Sesuai Peraturan Pemerintah Pengganti Undang-Undang (Perppu) Nomor 1 Tahun 2014, usulan wagub bukan dari partai, melainkan dari gubernur. "Bu Mega tidak mau saya kerja setengah mati, seperti dikawin paksa," kata Ahok mengomentari pertemuannya dengan Megawati.

Pertanyaannya, jika PDIP atau Gerindra memaksa agar calonnya diterima, beranikah Ahok “berpoligami”? Apalagi dalam Perppu Nomor 1 Tahun 2014 Pasal 168 Ayat 1, disebutkan provinsi dengan jumlah penduduk di atas 3-10 juta jiwa bisa memiliki lebih dari satu wagub. Artinya, Jakarta yang berjumlah sekitar 10 juta jiwa berpotensi memiliki tiga wakil.

Jika Ahok memilih Sarwo Handayani atau Djarot, Boy Sadikin ataupun M Taufik harus siap dimadu. Itu pun jika Ahok memutuskan menggunakan tiga wagub. Meski dalam satu kesempatan, ia mengakui empat deputi yang dipimpinnya tidak cukup membantu menyelesaikan tugas gubernur, bukan berarti Ahok setuju berpoligami.

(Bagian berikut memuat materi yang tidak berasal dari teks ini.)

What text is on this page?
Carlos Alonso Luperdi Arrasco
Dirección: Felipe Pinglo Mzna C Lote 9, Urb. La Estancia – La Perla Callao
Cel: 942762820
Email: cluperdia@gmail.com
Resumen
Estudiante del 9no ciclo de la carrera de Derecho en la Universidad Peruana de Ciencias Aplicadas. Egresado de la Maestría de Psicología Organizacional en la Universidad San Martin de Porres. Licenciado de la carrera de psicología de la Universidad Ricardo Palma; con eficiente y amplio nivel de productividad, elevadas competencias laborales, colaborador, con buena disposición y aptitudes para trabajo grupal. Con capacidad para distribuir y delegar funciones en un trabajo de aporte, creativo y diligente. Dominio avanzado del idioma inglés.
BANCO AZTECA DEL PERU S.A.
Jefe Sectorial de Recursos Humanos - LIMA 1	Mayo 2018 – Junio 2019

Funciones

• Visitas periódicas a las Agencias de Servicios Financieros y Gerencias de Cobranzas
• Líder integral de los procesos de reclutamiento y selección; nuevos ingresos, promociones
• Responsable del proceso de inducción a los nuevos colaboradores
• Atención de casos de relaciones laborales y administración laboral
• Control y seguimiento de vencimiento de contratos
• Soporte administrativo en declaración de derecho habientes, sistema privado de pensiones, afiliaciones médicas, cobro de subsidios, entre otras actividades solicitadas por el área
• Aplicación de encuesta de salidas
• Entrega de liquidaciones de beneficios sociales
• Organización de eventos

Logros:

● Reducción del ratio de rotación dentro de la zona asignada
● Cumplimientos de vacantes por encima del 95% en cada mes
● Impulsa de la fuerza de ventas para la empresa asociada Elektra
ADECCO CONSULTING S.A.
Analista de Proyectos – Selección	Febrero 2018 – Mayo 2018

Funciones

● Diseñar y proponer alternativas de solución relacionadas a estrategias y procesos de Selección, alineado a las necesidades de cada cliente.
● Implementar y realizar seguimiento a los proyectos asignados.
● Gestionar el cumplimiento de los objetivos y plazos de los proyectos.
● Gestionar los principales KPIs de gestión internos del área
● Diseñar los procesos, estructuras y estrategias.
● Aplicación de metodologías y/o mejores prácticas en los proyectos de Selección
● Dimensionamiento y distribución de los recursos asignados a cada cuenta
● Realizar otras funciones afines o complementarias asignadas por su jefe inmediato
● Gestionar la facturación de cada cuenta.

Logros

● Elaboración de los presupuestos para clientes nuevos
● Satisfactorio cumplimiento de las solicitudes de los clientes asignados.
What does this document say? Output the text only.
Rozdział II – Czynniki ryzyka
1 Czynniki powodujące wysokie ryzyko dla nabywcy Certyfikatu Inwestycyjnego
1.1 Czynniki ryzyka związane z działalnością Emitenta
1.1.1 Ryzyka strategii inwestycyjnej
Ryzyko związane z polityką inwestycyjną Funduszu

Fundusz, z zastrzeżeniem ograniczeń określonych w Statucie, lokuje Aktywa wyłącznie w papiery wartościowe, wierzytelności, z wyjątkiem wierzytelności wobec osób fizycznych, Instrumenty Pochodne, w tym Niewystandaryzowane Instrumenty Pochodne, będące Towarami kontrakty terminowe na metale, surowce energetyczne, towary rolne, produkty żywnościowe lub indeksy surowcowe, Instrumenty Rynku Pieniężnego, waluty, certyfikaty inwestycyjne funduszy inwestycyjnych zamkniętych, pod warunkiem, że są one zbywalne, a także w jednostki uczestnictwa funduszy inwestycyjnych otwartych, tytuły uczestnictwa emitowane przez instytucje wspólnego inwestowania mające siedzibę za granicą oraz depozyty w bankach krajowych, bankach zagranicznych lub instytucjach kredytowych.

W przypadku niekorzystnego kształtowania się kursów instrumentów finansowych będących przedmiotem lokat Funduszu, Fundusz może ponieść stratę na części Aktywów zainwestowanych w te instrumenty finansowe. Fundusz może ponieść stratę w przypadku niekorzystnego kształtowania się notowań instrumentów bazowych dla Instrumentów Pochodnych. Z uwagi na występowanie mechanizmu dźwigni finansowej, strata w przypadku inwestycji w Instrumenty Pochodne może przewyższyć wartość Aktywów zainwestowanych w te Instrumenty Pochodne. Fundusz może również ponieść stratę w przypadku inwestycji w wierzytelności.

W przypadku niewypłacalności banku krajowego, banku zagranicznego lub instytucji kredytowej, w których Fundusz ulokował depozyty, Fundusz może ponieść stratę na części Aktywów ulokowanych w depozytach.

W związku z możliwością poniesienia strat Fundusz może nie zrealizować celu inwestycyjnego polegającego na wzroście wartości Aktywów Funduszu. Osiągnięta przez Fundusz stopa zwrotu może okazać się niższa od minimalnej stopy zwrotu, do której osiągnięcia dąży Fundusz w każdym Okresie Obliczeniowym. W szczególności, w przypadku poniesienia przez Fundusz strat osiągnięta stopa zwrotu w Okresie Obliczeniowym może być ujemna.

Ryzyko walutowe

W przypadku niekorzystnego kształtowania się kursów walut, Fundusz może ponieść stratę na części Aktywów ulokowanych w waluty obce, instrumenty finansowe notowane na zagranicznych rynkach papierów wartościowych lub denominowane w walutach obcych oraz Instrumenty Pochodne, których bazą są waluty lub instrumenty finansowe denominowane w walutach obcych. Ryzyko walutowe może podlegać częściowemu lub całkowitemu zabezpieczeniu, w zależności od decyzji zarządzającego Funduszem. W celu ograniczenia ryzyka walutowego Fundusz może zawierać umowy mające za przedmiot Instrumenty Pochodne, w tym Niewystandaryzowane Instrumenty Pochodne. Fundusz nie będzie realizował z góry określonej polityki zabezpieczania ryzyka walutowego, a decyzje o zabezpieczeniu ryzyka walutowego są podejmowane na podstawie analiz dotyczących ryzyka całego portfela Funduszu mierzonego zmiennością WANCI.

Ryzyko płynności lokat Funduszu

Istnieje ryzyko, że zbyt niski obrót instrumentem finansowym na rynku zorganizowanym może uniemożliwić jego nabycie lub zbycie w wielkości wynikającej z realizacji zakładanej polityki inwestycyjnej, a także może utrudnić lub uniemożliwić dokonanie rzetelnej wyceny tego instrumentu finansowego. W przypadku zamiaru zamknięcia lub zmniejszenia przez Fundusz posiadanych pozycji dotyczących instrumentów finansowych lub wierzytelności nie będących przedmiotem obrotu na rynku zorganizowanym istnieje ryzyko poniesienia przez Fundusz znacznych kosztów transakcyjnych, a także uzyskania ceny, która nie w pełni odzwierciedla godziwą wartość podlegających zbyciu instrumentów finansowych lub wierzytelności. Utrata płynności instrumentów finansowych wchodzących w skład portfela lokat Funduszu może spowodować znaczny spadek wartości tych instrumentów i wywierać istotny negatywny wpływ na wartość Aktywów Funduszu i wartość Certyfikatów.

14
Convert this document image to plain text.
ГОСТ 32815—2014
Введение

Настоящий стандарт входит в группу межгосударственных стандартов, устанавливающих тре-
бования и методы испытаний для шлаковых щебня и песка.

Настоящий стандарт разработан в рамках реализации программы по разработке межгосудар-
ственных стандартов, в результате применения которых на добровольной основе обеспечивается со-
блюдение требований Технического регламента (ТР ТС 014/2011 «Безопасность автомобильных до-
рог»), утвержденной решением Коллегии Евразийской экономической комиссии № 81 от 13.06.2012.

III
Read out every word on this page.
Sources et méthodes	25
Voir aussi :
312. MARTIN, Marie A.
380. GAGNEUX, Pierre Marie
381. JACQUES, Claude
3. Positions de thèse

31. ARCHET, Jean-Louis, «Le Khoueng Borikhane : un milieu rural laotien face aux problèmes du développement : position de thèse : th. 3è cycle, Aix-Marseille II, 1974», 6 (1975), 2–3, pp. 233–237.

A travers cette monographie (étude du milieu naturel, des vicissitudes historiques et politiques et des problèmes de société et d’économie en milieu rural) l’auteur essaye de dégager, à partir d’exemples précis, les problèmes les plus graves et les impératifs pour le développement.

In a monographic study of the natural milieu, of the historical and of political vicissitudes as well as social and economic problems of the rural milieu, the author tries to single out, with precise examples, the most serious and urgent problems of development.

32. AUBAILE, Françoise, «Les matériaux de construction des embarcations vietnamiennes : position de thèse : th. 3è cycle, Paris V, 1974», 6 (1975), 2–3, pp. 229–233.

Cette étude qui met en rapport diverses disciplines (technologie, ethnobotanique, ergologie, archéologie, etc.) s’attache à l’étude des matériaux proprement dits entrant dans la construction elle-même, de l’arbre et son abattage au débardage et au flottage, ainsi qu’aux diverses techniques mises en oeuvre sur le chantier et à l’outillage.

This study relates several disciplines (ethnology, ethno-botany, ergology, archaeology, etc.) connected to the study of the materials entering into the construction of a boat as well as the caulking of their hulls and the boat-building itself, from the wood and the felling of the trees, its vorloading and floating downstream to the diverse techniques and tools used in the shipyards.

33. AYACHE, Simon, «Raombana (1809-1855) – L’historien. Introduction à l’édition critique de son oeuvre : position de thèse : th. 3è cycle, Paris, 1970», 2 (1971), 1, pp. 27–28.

Secara pribadi, saya setuju jika Ahok memilih Sarwo Handayani sebagai pendampingnya. Pengabdian Yani, sapaan Sarwo selama 20 tahun di pemerintahan DKI Jakarta, bisa menjadi pertimbangan utama.

Ketua Tim Gubernur untuk Percepatan Pembangunan (TGUPP) DKI Jakarta menurut saya adalah salah satu mantan deputi gubernur terbaik. Pengamalannya di lingkungan Pemprov DKI selama dua dekade bisa menjadi jaminan ia menguasai berbagai masalah di Ibu Kota. Apalagi, ia dikenal sebagai pegawai negeri sipil pekerja keras.

Kelebihan lainnya jika Yani mendampingi Ahok adalah ia tidak bisa fokus memikirkan kepentingan warga Jakarta. Ia pun bebas mendapatkan intervensi dari partai politik. Ahok bahkan memuju Yani sebagai PNS yang berkompeten dan berkualitas dalam mewujudkan sebuah Jakarta Baru.

Apalagi, Yani dinilai menguasai program unggulan Jakarta, seperti jalan layang kereta api dan tanggul raksasa (giant sea wall). Dan yang paling penting, Yani yang beragama Islam bisa meredam desakan Ahok untuk meletakkan jabatannya sebagai gubernur DKI. Sebab, Yani bisa dinilai mewakili dan mengawal kepentingan umat Islam di Jakarta.

Hemat saya, PDIP tak perlu lagi ngotot mengurusi rumah tangga Pemprov DKI. Pun, dengan Gerindra. Akan tetapi, bukan berarti Ahok bisa seenaknya saja memilih wagub tanpa meminta pertimbangan dari dua partai pengusungnya.

Alangkah eloknya jika Ahok, Gerindra, dan PDIP duduk bersama memilih orang nomor dua di Jakarta. Semua itu bukan lagi untuk kepentingan partai, melainkan untuk membawa Jakarta dan warganya sejahtera. Tabik.